Friday, May 04, 2012

Counting the Uncountables

The Lee and Lois Herndon Chapter of TOS just finished its 69th consecutive Spring Bird Count of the upper east Tennessee counties. Think about that! Sixty-nine consecutive, volunteer-populated, volunteer-directed, dedicated years of Spring bird counts. That is amazing.

Reese Jameson and I took a shot at counting on a new route from Rocky Mount State Historical Site (north of Johnson City on the Bristol Highway), then along the north shore of Boone Lake across from Winged Deer Park, a short side-step to Pickens Bridge, up to Devault Bridge, along the southside of the Tri-cities Regional airport to the Boone Lake overlook and, finally, the Boone Dam overlook.

We logged 30 miles which seems like a lot for only 42 species. But it was our first try and we got involved in too many other duties that hampered counting.

When we were on the move, as we were most of the time, the hardest part was trying to catch all the standard birds (starlings, pigeons, cardinals, crows, vulture, etc.) and not get ourselves run over on some busy roads on a beautiful Saturday morning. (As well as a visit by a Sullivan County sheriff’s deputy.)

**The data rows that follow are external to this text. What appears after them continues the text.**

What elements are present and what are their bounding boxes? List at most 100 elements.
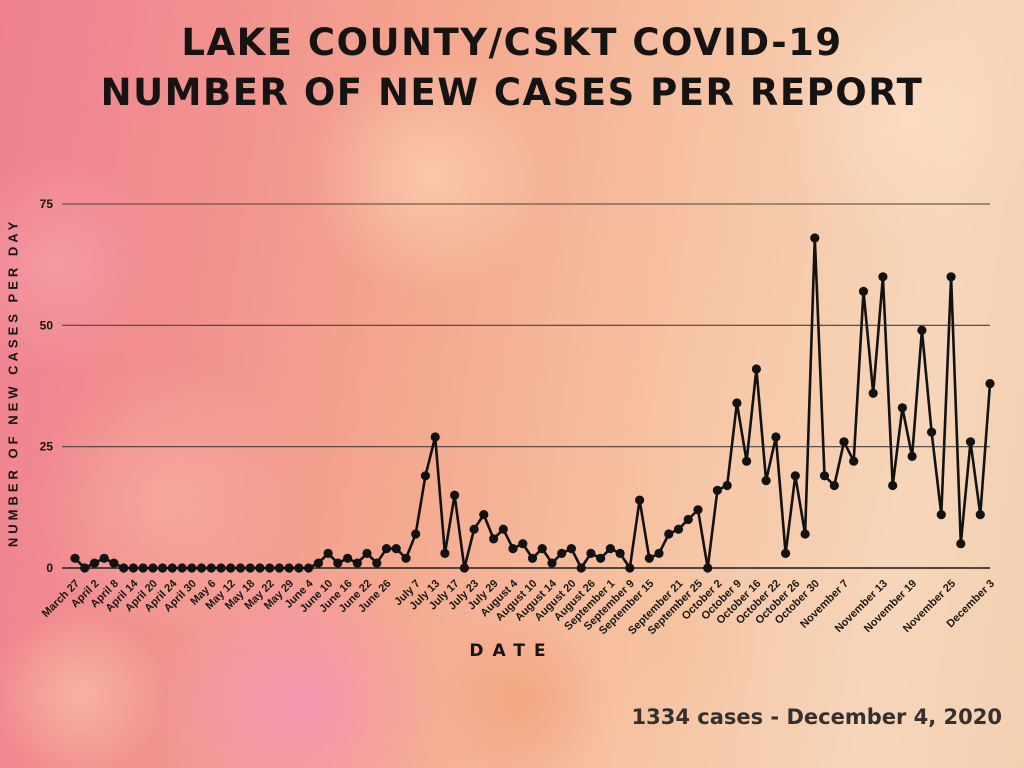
- data-point: [819, 471, 830, 481]
- data-point: [907, 451, 917, 461]
- data-point: [965, 437, 976, 447]
- data-point: [615, 548, 625, 559]
- data-point: [274, 563, 284, 573]
- data-point: [411, 529, 421, 539]
- y-tick-label: 0: [46, 561, 53, 575]
- data-point: [226, 563, 236, 573]
- data-point: [790, 471, 800, 481]
- data-point: [489, 534, 499, 544]
- data-point: [897, 403, 908, 413]
- chart-title: LAKE COUNTY/CSKT COVID-19 NUMBER OF NEW …: [0, 18, 1024, 118]
- data-point: [625, 563, 635, 573]
- data-point: [858, 286, 869, 296]
- data-point: [576, 563, 586, 573]
- y-tick-label: 75: [40, 197, 54, 211]
- data-point: [557, 548, 567, 559]
- data-point: [430, 432, 440, 442]
- data-point: [206, 563, 216, 573]
- data-point: [956, 539, 966, 549]
- y-tick-label: 25: [40, 440, 54, 454]
- cases-line: [73, 236, 992, 570]
- chart-title-line1: LAKE COUNTY/CSKT COVID-19: [181, 21, 843, 64]
- data-point: [927, 427, 937, 437]
- data-point: [703, 563, 713, 573]
- data-point: [89, 558, 100, 568]
- data-point: [313, 558, 323, 568]
- data-point: [459, 563, 469, 573]
- data-point: [343, 553, 353, 563]
- data-point: [917, 325, 927, 335]
- data-point: [761, 476, 771, 486]
- data-point: [508, 544, 518, 554]
- data-point: [391, 544, 401, 554]
- data-point: [693, 505, 703, 515]
- data-point: [771, 432, 781, 442]
- data-point: [596, 553, 606, 563]
- data-point: [839, 437, 849, 447]
- data-point: [547, 558, 557, 568]
- y-tick-label: 50: [40, 318, 54, 332]
- data-point: [265, 563, 275, 573]
- data-point: [975, 509, 985, 520]
- data-point: [479, 509, 489, 520]
- data-point: [80, 563, 90, 573]
- data-point: [420, 471, 430, 481]
- data-point: [196, 563, 207, 573]
- data-point: [936, 509, 946, 520]
- x-axis-title: DATE: [469, 641, 555, 661]
- data-point: [644, 553, 654, 563]
- data-point: [946, 272, 956, 282]
- data-point: [362, 548, 372, 559]
- data-point: [167, 563, 177, 573]
- data-point: [751, 364, 762, 374]
- data-point: [294, 563, 304, 573]
- data-point: [537, 544, 547, 554]
- data-point: [177, 563, 187, 573]
- data-point: [712, 485, 723, 495]
- data-point: [868, 388, 878, 398]
- data-point: [381, 544, 392, 554]
- data-point: [654, 548, 664, 559]
- total-cases-note: 1334 cases - December 4, 2020: [631, 705, 1003, 729]
- data-point: [810, 233, 820, 243]
- data-point: [829, 480, 839, 491]
- data-point: [333, 558, 343, 568]
- data-point: [352, 558, 362, 568]
- data-point: [148, 563, 158, 573]
- data-point: [742, 456, 752, 466]
- data-point: [498, 524, 508, 534]
- data-point: [109, 558, 119, 568]
- data-point: [732, 398, 742, 408]
- data-point: [849, 456, 859, 466]
- data-point: [450, 490, 460, 500]
- data-point: [323, 548, 333, 559]
- data-point: [878, 272, 888, 282]
- data-point: [518, 539, 528, 549]
- data-point: [566, 544, 577, 554]
- data-point: [255, 563, 265, 573]
- data-point: [635, 495, 645, 505]
- data-point: [683, 514, 693, 525]
- data-point: [888, 480, 898, 491]
- data-point: [235, 563, 246, 573]
- data-point: [781, 548, 791, 559]
- data-point: [70, 553, 80, 563]
- data-point: [128, 563, 138, 573]
- data-point: [673, 524, 684, 534]
- data-point: [664, 529, 674, 539]
- data-point: [372, 558, 382, 568]
- chart-title-line2: NUMBER OF NEW CASES PER REPORT: [100, 71, 924, 114]
- data-point: [401, 553, 411, 563]
- data-point: [245, 563, 255, 573]
- data-point: [605, 544, 616, 554]
- data-point: [284, 563, 294, 573]
- data-point: [800, 529, 810, 539]
- data-point: [440, 548, 450, 559]
- data-point: [119, 563, 129, 573]
- data-point: [187, 563, 197, 573]
- data-point: [586, 548, 596, 559]
- data-point: [722, 480, 732, 491]
- data-point: [527, 553, 538, 563]
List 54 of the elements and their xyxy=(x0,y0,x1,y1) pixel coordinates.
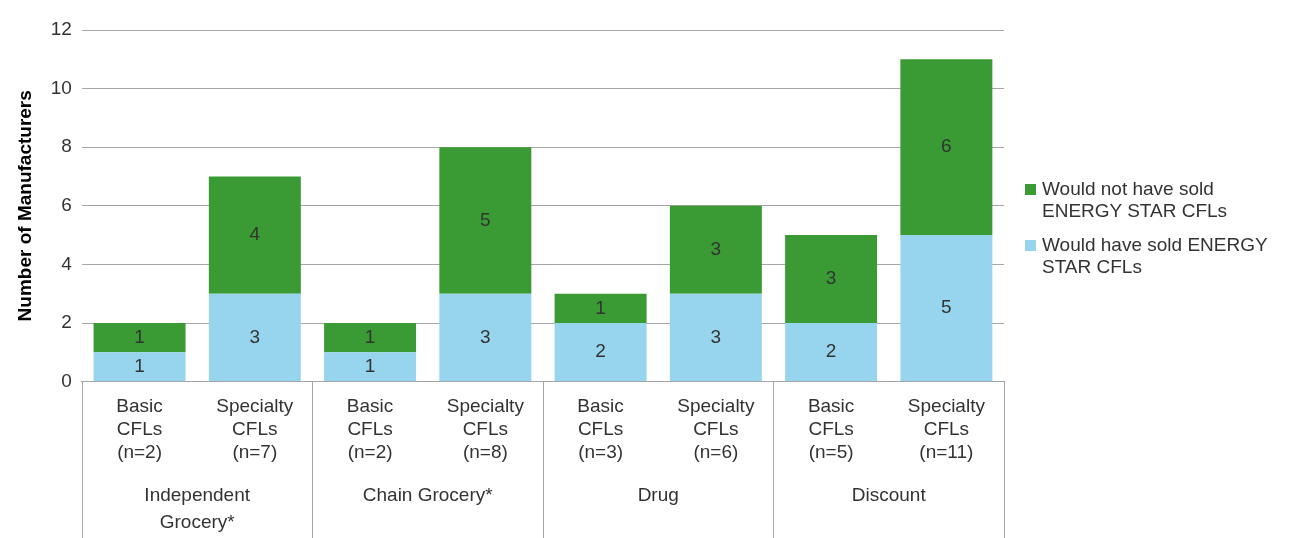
y-tick-label: 12 xyxy=(50,18,72,40)
data-label: 1 xyxy=(134,354,145,376)
bar xyxy=(785,323,878,382)
bar xyxy=(439,147,532,294)
bar xyxy=(669,205,762,294)
x-tick-label: Basic CFLs (n=5) xyxy=(807,395,855,462)
bar xyxy=(208,176,301,294)
data-label: 3 xyxy=(710,325,722,347)
data-label: 1 xyxy=(134,325,145,347)
bar xyxy=(554,293,647,323)
x-tick-label: Basic CFLs (n=2) xyxy=(346,395,394,462)
data-label: 2 xyxy=(825,340,837,362)
x-tick-label: Specialty CFLs (n=7) xyxy=(216,395,294,462)
legend-label: Would not have sold ENERGY STAR CFLs xyxy=(1042,178,1229,222)
y-tick-label: 8 xyxy=(61,135,72,157)
data-label: 5 xyxy=(480,208,491,230)
bar xyxy=(93,323,186,353)
text: Discount xyxy=(851,484,927,506)
data-label: 3 xyxy=(480,325,491,347)
x-tick-label: Specialty CFLs (n=11) xyxy=(907,395,986,462)
x-tick-label: Basic CFLs (n=2) xyxy=(116,395,163,462)
data-label: 3 xyxy=(825,267,837,289)
data-label: 6 xyxy=(941,135,952,157)
bar xyxy=(439,293,532,382)
bar xyxy=(554,323,647,382)
y-tick-label: 6 xyxy=(61,194,72,216)
bar xyxy=(324,323,417,353)
text: Drug xyxy=(637,484,679,506)
legend-label: Would have sold ENERGY STAR CFLs xyxy=(1042,234,1269,278)
text: Chain Grocery* xyxy=(362,484,494,506)
y-tick-label: 4 xyxy=(61,252,73,274)
bar xyxy=(669,293,762,382)
bar xyxy=(208,293,301,382)
text: Independent Grocery* xyxy=(144,484,251,533)
bar xyxy=(324,352,417,382)
data-label: 1 xyxy=(364,354,376,376)
x-tick-label: Specialty CFLs (n=6) xyxy=(677,395,755,462)
data-label: 1 xyxy=(364,325,376,347)
data-label: 5 xyxy=(941,296,952,318)
y-tick-label: 10 xyxy=(50,76,72,98)
y-tick-label: 0 xyxy=(61,369,72,391)
y-tick-label: 2 xyxy=(61,311,72,333)
y-axis-title: Number of Manufacturers xyxy=(13,90,35,322)
x-tick-label: Basic CFLs (n=3) xyxy=(577,395,624,462)
x-tick-label: Specialty CFLs (n=8) xyxy=(446,395,525,462)
bar xyxy=(785,235,878,323)
bar xyxy=(93,352,186,382)
data-label: 4 xyxy=(249,223,261,245)
bar xyxy=(900,59,993,236)
data-label: 3 xyxy=(710,237,722,259)
data-label: 1 xyxy=(595,296,606,318)
bar xyxy=(900,235,993,382)
data-label: 3 xyxy=(249,325,261,347)
data-label: 2 xyxy=(595,340,606,362)
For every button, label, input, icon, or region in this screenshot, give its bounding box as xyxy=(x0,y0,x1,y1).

We were lucky, though. We had two cormorant which are hard to find this time of year in these parts. And a lone red-headed woodpecker which are getting more slim ever season, it seems like. We also were fortunate enough to attempt to count the cliff swallows at Pickens Bridge.

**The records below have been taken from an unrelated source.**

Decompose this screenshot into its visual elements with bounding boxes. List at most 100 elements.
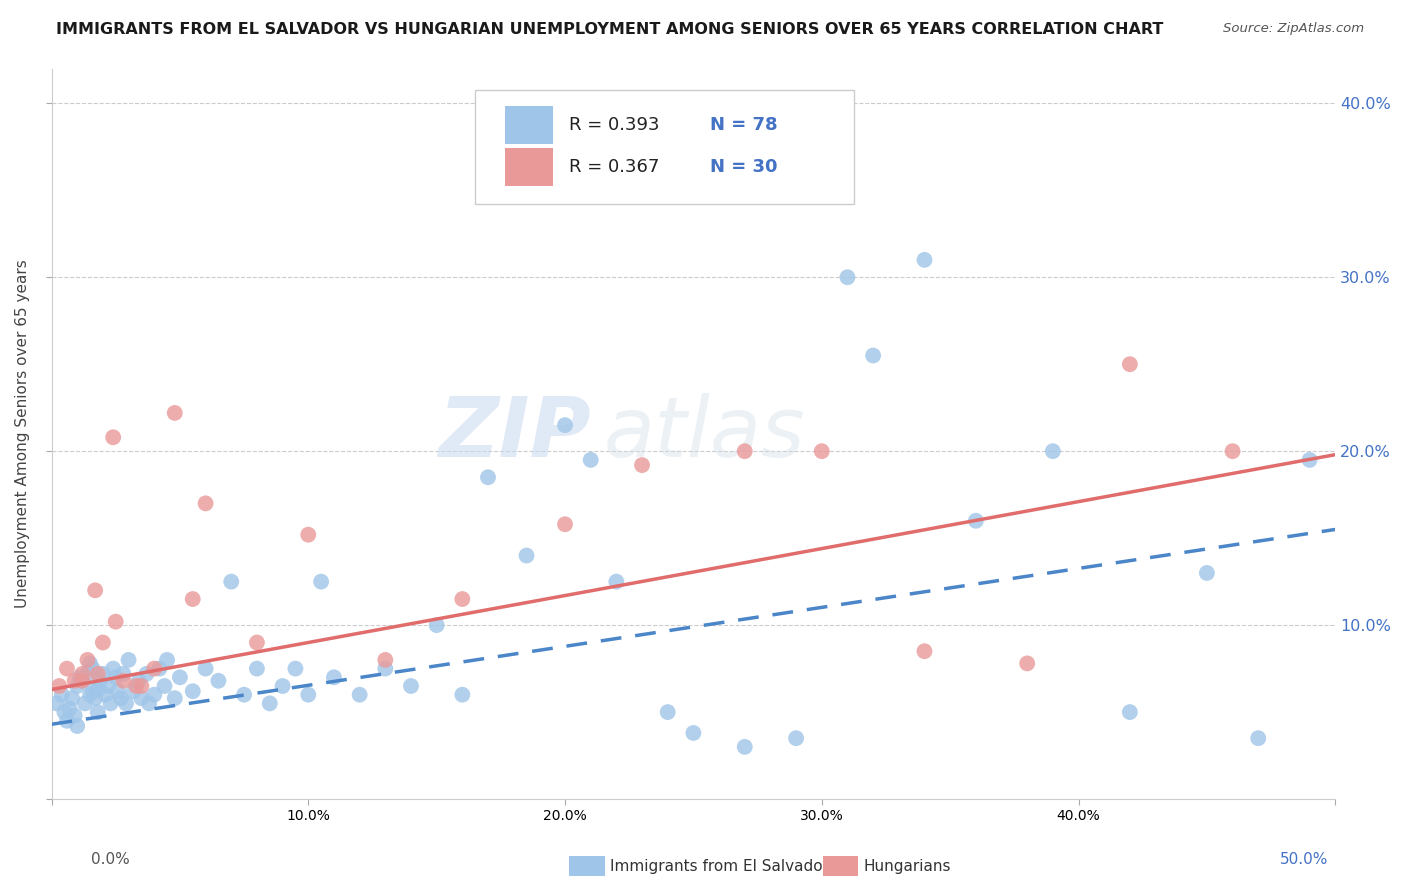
Point [554, 418, 576, 433]
Point [734, 739, 756, 754]
Point [101, 430, 124, 444]
Point [1119, 357, 1142, 371]
Point [79, 688, 101, 702]
Point [399, 679, 422, 693]
Point [682, 726, 704, 740]
Text: Hungarians: Hungarians [863, 859, 950, 873]
Point [84, 691, 107, 706]
Text: Source: ZipAtlas.com: Source: ZipAtlas.com [1223, 22, 1364, 36]
Point [233, 688, 256, 702]
Text: Immigrants from El Salvador: Immigrants from El Salvador [610, 859, 830, 873]
Point [349, 688, 371, 702]
Text: R = 0.393: R = 0.393 [569, 116, 659, 134]
Point [66, 719, 89, 733]
Y-axis label: Unemployment Among Seniors over 65 years: Unemployment Among Seniors over 65 years [15, 260, 30, 608]
Point [125, 679, 148, 693]
Point [104, 670, 127, 684]
Point [97, 679, 120, 693]
Point [73, 697, 96, 711]
Point [374, 653, 396, 667]
Point [297, 527, 319, 541]
Point [100, 697, 122, 711]
Point [153, 679, 176, 693]
Point [862, 349, 884, 363]
Point [89, 673, 111, 688]
Text: 50.0%: 50.0% [1281, 852, 1329, 867]
Point [148, 662, 170, 676]
Point [309, 574, 332, 589]
Point [91, 635, 114, 649]
Point [163, 406, 186, 420]
Point [76, 666, 98, 681]
Point [837, 270, 859, 285]
Point [181, 592, 204, 607]
Point [45, 697, 67, 711]
Point [84, 583, 107, 598]
Point [219, 574, 242, 589]
Point [1195, 566, 1218, 580]
Point [194, 662, 217, 676]
Point [246, 635, 269, 649]
Point [76, 653, 98, 667]
Point [87, 682, 110, 697]
FancyBboxPatch shape [475, 90, 853, 203]
Point [63, 708, 86, 723]
Point [104, 615, 127, 629]
Point [60, 691, 83, 706]
Point [1042, 444, 1064, 458]
Point [72, 673, 94, 688]
Point [72, 673, 94, 688]
Point [143, 688, 166, 702]
Point [579, 453, 602, 467]
Point [323, 670, 346, 684]
Point [271, 679, 294, 693]
Point [1119, 705, 1142, 719]
Point [56, 662, 79, 676]
Point [810, 444, 832, 458]
Point [107, 684, 129, 698]
Point [1247, 731, 1270, 746]
Point [143, 662, 166, 676]
Point [63, 673, 86, 688]
Point [115, 697, 138, 711]
Point [131, 679, 153, 693]
Point [48, 679, 70, 693]
Point [91, 666, 114, 681]
Point [87, 666, 110, 681]
Point [451, 592, 474, 607]
Text: N = 30: N = 30 [710, 158, 778, 176]
Point [169, 670, 191, 684]
Point [554, 517, 576, 532]
Text: atlas: atlas [603, 393, 806, 475]
Text: 0.0%: 0.0% [91, 852, 131, 867]
Point [194, 496, 217, 510]
Point [131, 691, 153, 706]
Point [156, 653, 179, 667]
Text: ZIP: ZIP [439, 393, 591, 475]
Point [734, 444, 756, 458]
Point [207, 673, 229, 688]
Point [1222, 444, 1244, 458]
Point [112, 673, 135, 688]
Point [53, 705, 76, 719]
Point [246, 662, 269, 676]
Point [101, 662, 124, 676]
Point [284, 662, 307, 676]
Point [477, 470, 499, 484]
Point [605, 574, 627, 589]
Point [163, 691, 186, 706]
Point [785, 731, 807, 746]
Point [56, 714, 79, 728]
Text: N = 78: N = 78 [710, 116, 778, 134]
Point [374, 662, 396, 676]
Point [1017, 657, 1039, 671]
Point [66, 679, 89, 693]
Point [1298, 453, 1320, 467]
Point [451, 688, 474, 702]
Point [79, 657, 101, 671]
Point [72, 666, 94, 681]
Point [181, 684, 204, 698]
Text: R = 0.367: R = 0.367 [569, 158, 659, 176]
Point [110, 691, 132, 706]
Point [135, 666, 157, 681]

Pickens Bridge is concrete, two-lanes, with seven support pylons. There is not much room to spare on the deck. There’s no walk way on either side. The marina is next to the bridge and I’ve always wondered how many times traffic has been stopped by a “wide-load” boat being trailered over the bridge or two extra-wide pick-up trucks clipping mirrors. It’s not my most favorite bridge in the world.

The swallows were very active, of course. We didn't count the birds! They built their nests up against a cornice arch of the pylon. They had 15 -18 feet of space to squeeze sometimes a foot-wide sometimes a little less wide. On each side of each pylon.

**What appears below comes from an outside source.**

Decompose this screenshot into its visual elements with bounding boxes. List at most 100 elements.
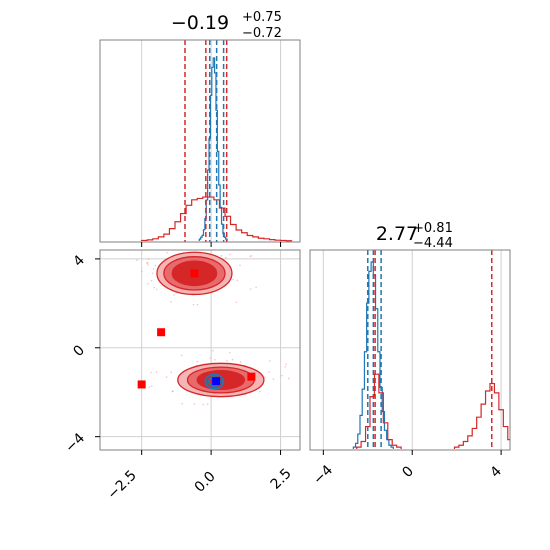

We attempted to count what we thought were active nests. (Essentially, dark holes.) The last pylon is the hardest to count. We figured two birds (male and female) per nest and equal nesting on each side. But that count come into the low eight-hundreds. We didn’t know which way to go. If we counted on the first pylon and carried out the arithmetic we got low four-hundreds.

We have our work cut out for us for the fall count and next year's spring count. First, in the research world there is a process for counting the uncountables. We’re going to have learn that one. Second, will be to travel the route beforehand and map out our stopping points. Third, I gotta call the SCSO to be sure we don't get arrested for scoping 'round the airport.